Additionally, an item such as King's Rock was not broken but caused certain mons such as Cloyster and Weavile to be unreasonably consistent alongside them being items solely designed to hax targets, which is why it was banned. This is another argument why given that Sleep moves and King's Rock weren't problematic on all Pokemon or even a large portion of OU-viable mons but were banned anyway Tera Blast is worth suspecting. Kyurem and Kingambit being able to deep six checks (Tera Fire, Electric, or Ground for Kyurem and Fairy and Flying for Kingambit) with Tera Blast is uncompetitive since the move lets them snipe anything the user wants to target at the cost of their Tera and dedicating a moveslot to Tera, which is often worth it to set up a sweep or easily break a crucial part of the opponent's core with it being often out of your opponent's hands given there are only so many Tera Types you can account on any given team, which increases the match-up fishiness of the tier and doesn't necessarily promote skill with the very wide breadth of threats and coverage to account for.

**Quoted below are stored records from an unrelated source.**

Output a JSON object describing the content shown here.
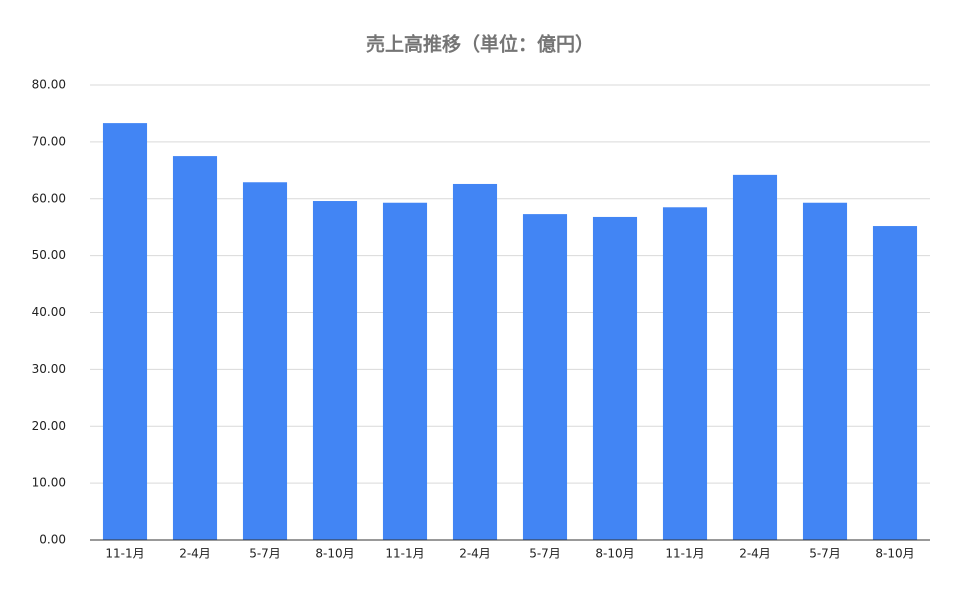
{
  "chart_data": {
    "type": "bar",
    "title": "売上高推移（単位：億円）",
    "categories": [
      "11-1月",
      "2-4月",
      "5-7月",
      "8-10月",
      "11-1月",
      "2-4月",
      "5-7月",
      "8-10月",
      "11-1月",
      "2-4月",
      "5-7月",
      "8-10月"
    ],
    "values": [
      73.3,
      67.5,
      62.9,
      59.6,
      59.3,
      62.6,
      57.3,
      56.8,
      58.5,
      64.2,
      59.3,
      55.2
    ],
    "color": "#4285f4",
    "ylim": [
      0,
      80
    ],
    "yticks": [
      {
        "value": 0,
        "label": "0.00"
      },
      {
        "value": 10,
        "label": "10.00"
      },
      {
        "value": 20,
        "label": "20.00"
      },
      {
        "value": 30,
        "label": "30.00"
      },
      {
        "value": 40,
        "label": "40.00"
      },
      {
        "value": 50,
        "label": "50.00"
      },
      {
        "value": 60,
        "label": "60.00"
      },
      {
        "value": 70,
        "label": "70.00"
      },
      {
        "value": 80,
        "label": "80.00"
      }
    ],
    "grid": true
  }
}
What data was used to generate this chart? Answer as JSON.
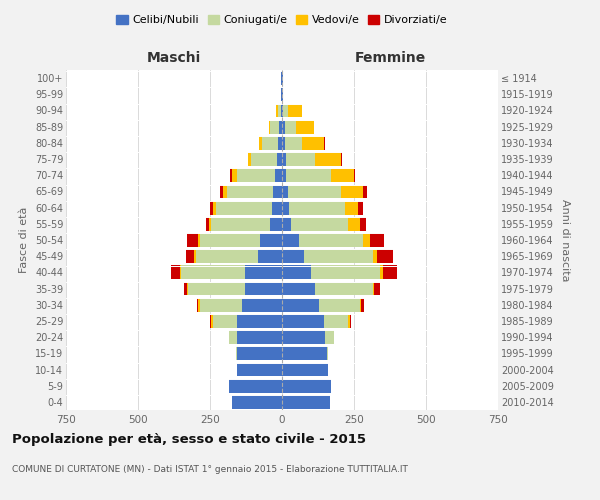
{
  "age_groups": [
    "0-4",
    "5-9",
    "10-14",
    "15-19",
    "20-24",
    "25-29",
    "30-34",
    "35-39",
    "40-44",
    "45-49",
    "50-54",
    "55-59",
    "60-64",
    "65-69",
    "70-74",
    "75-79",
    "80-84",
    "85-89",
    "90-94",
    "95-99",
    "100+"
  ],
  "birth_years": [
    "2010-2014",
    "2005-2009",
    "2000-2004",
    "1995-1999",
    "1990-1994",
    "1985-1989",
    "1980-1984",
    "1975-1979",
    "1970-1974",
    "1965-1969",
    "1960-1964",
    "1955-1959",
    "1950-1954",
    "1945-1949",
    "1940-1944",
    "1935-1939",
    "1930-1934",
    "1925-1929",
    "1920-1924",
    "1915-1919",
    "≤ 1914"
  ],
  "maschi": {
    "celibi": [
      175,
      185,
      155,
      155,
      155,
      155,
      140,
      130,
      130,
      85,
      75,
      40,
      35,
      30,
      25,
      18,
      15,
      10,
      5,
      2,
      2
    ],
    "coniugati": [
      0,
      0,
      0,
      5,
      30,
      85,
      145,
      195,
      220,
      215,
      210,
      205,
      195,
      160,
      130,
      90,
      55,
      30,
      10,
      0,
      0
    ],
    "vedovi": [
      0,
      0,
      0,
      0,
      0,
      5,
      5,
      5,
      5,
      5,
      5,
      10,
      10,
      15,
      20,
      10,
      10,
      5,
      5,
      0,
      0
    ],
    "divorziati": [
      0,
      0,
      0,
      0,
      0,
      5,
      5,
      10,
      30,
      30,
      40,
      10,
      10,
      10,
      5,
      0,
      0,
      0,
      0,
      0,
      0
    ]
  },
  "femmine": {
    "nubili": [
      165,
      170,
      160,
      155,
      150,
      145,
      130,
      115,
      100,
      75,
      60,
      30,
      25,
      20,
      15,
      15,
      10,
      10,
      5,
      2,
      2
    ],
    "coniugate": [
      0,
      0,
      0,
      5,
      30,
      85,
      140,
      200,
      240,
      240,
      220,
      200,
      195,
      185,
      155,
      100,
      60,
      40,
      15,
      0,
      0
    ],
    "vedove": [
      0,
      0,
      0,
      0,
      0,
      5,
      5,
      5,
      10,
      15,
      25,
      40,
      45,
      75,
      80,
      90,
      75,
      60,
      50,
      2,
      0
    ],
    "divorziate": [
      0,
      0,
      0,
      0,
      0,
      5,
      10,
      20,
      50,
      55,
      50,
      20,
      15,
      15,
      5,
      5,
      5,
      0,
      0,
      0,
      0
    ]
  },
  "colors": {
    "celibi": "#4472c4",
    "coniugati": "#c5d9a0",
    "vedovi": "#ffc000",
    "divorziati": "#cc0000"
  },
  "xlim": 750,
  "title": "Popolazione per età, sesso e stato civile - 2015",
  "subtitle": "COMUNE DI CURTATONE (MN) - Dati ISTAT 1° gennaio 2015 - Elaborazione TUTTITALIA.IT",
  "ylabel_left": "Fasce di età",
  "ylabel_right": "Anni di nascita",
  "xlabel_maschi": "Maschi",
  "xlabel_femmine": "Femmine",
  "bg_color": "#f2f2f2",
  "plot_bg": "#ffffff",
  "legend_labels": [
    "Celibi/Nubili",
    "Coniugati/e",
    "Vedovi/e",
    "Divorziati/e"
  ]
}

Having said that, a Tera Blast suspect can only happen if the requisite community support is there, and we're nowhere near that point right now with support for acting on Tera Blast decreasing over time. It's not that the OU Council is silencing the pro-Tera Blast suspect camp as some users suggest but that the support was never there to begin with with only a very loud minority of the playerbase calling for it. Survey scores for competitiveness still only being at a 7 shows that there's still work to do on SV OU, and with no single mon having the support for a suspect test, we should articulate a clear case on why a Tera Blast suspect is worth pursuing based on previous precedent although said precedents involved quickbans rather than suspect tests of more problematic elements.